Although the political statements on Faith in Action’s Live Free social media accounts are retweets and reposts, they are still political activism, Michael Hichborn of the Lepanto Institute told CP.
“If you’re going to put it on your social media feed, it belongs to you. It’s pretty standard fare,” Hichborn said. “If you post a retweet calling for funding of Planned Parenthood, then you are calling for funding of Planned Parenthood.”
Faith in Action’s financial structure is complex and interconnected, he explained. Their tax forms show that the organization collects fees from network members. When CCHD funds individual national chapters, they fund the entire group.
“With this story, my guess is the CCHD were probably tangentially aware of what Faith in Action did, but they’re aware now. They have an obligation to shut down all funding to this group,” Hichborn asserted.
People who donate to Faith in Action might think they’re giving to a group that focuses on helping the poor, he added, arguing that they are not.
“The money doesn’t go to soup kitchens or places that help the poor. It goes through political agitation groups that lobby for hard-left ideologies,” Hichborn contended.
CCHD’s guidelines forbid organizations that receive funds from participating in political campaigns either for or against public office candidates.
The guidelines also forbid organizations from participating in or promoting same-sex marriage, discrimination, capital punishment, abortion, euthanasia or punitive measures toward immigrants.
In an official statement, CCHD said it’s investigating the Lepanto Institute’s claims.
CCHD said all of its initiatives are carefully investigated and monitored before and after they receive money. After CCHD conducts a formal investigation alongside Faith in Action, the group says it will make a formal statement.
“Catholics can be confident that the CCHD does not fund organizations that violate the moral teaching of the church. Any departure from this irrevocable commitment would lead to immediate termination of funding support,” the statement said.

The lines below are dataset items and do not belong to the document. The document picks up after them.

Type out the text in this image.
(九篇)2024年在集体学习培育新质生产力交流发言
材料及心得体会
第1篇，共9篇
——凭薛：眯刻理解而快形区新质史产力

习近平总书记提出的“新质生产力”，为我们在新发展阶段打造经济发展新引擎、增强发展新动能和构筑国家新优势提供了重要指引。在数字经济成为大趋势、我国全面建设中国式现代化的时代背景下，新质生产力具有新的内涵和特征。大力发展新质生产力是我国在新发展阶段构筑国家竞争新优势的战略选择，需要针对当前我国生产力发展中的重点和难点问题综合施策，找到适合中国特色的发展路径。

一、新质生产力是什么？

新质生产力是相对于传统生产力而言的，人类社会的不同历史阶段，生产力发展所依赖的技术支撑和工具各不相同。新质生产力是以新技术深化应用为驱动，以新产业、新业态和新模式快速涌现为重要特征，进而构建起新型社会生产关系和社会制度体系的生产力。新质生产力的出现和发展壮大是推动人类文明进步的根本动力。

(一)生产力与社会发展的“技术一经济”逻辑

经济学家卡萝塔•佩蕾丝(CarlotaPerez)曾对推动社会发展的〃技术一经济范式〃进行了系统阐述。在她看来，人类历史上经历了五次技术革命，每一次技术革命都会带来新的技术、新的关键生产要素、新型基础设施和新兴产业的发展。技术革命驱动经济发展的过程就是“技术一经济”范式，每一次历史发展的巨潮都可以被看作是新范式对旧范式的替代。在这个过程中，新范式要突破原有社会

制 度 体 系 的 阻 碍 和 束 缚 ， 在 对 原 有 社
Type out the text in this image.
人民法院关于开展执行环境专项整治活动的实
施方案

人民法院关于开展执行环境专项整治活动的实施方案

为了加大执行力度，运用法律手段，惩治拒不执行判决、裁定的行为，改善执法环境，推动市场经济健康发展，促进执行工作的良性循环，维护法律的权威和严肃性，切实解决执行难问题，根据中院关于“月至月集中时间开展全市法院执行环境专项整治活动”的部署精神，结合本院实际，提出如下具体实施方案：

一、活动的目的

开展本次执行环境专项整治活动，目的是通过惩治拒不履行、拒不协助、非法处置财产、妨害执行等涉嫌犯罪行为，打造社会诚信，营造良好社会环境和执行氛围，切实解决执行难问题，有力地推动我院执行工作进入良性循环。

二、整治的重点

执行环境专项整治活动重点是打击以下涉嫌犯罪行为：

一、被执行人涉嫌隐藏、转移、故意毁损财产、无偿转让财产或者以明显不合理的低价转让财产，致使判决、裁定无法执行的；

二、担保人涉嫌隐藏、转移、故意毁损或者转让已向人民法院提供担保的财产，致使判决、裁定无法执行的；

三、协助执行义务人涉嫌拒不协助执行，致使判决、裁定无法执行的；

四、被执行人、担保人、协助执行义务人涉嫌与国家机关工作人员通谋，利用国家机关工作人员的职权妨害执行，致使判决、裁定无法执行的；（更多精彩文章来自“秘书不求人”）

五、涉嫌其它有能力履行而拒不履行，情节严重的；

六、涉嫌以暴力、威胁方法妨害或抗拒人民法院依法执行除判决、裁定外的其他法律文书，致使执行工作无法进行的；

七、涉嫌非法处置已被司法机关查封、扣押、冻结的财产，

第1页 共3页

Hichborn told CP, however, that “the CCHD was set up as an organization to fund Saul Alinsky’s community organizing groups, and they’ve always been groups that support hard-left socialist Marxist ideologies.”
“The problem is that the Catholic Church has been infiltrated by individuals that are very hard left,” he said.
Many of the CCHD’s founders were former members of Interfaith Worker Justice, a group that supports abortion, homosexuality and Marxism, added Hichborn, who contends that CCHD has often funded groups that don’t support Christian principles.
The Lepanto Institute also noted that Faith in Action’s Director, the Rev. Michael McBride, helped found a pro-Biden group called Black Church Political Action Committee.
The website endorses former Vice President Joe Biden for president, along with four other pro-abortion candidates. PICO, a larger regional group that contains the 19 regional Faith in Action groups, posted Black Church PAC political ads and events on its Twitter page.
“We are not affiliated with Black Church PAC,” Cabral of Faith in Action told CP.
McBride’s use of the group’s Twitter pages to promote his political group breaks CCHD’s guidelines and IRS guidelines for charities, Hichborn said. Even so, it’s unlikely the CCHD will take action, he believes.
“The CCHD hasn’t responded to any of our reports. When we catch them funding organizations that promote abortion and homosexuality, they tend to ignore it,” he said.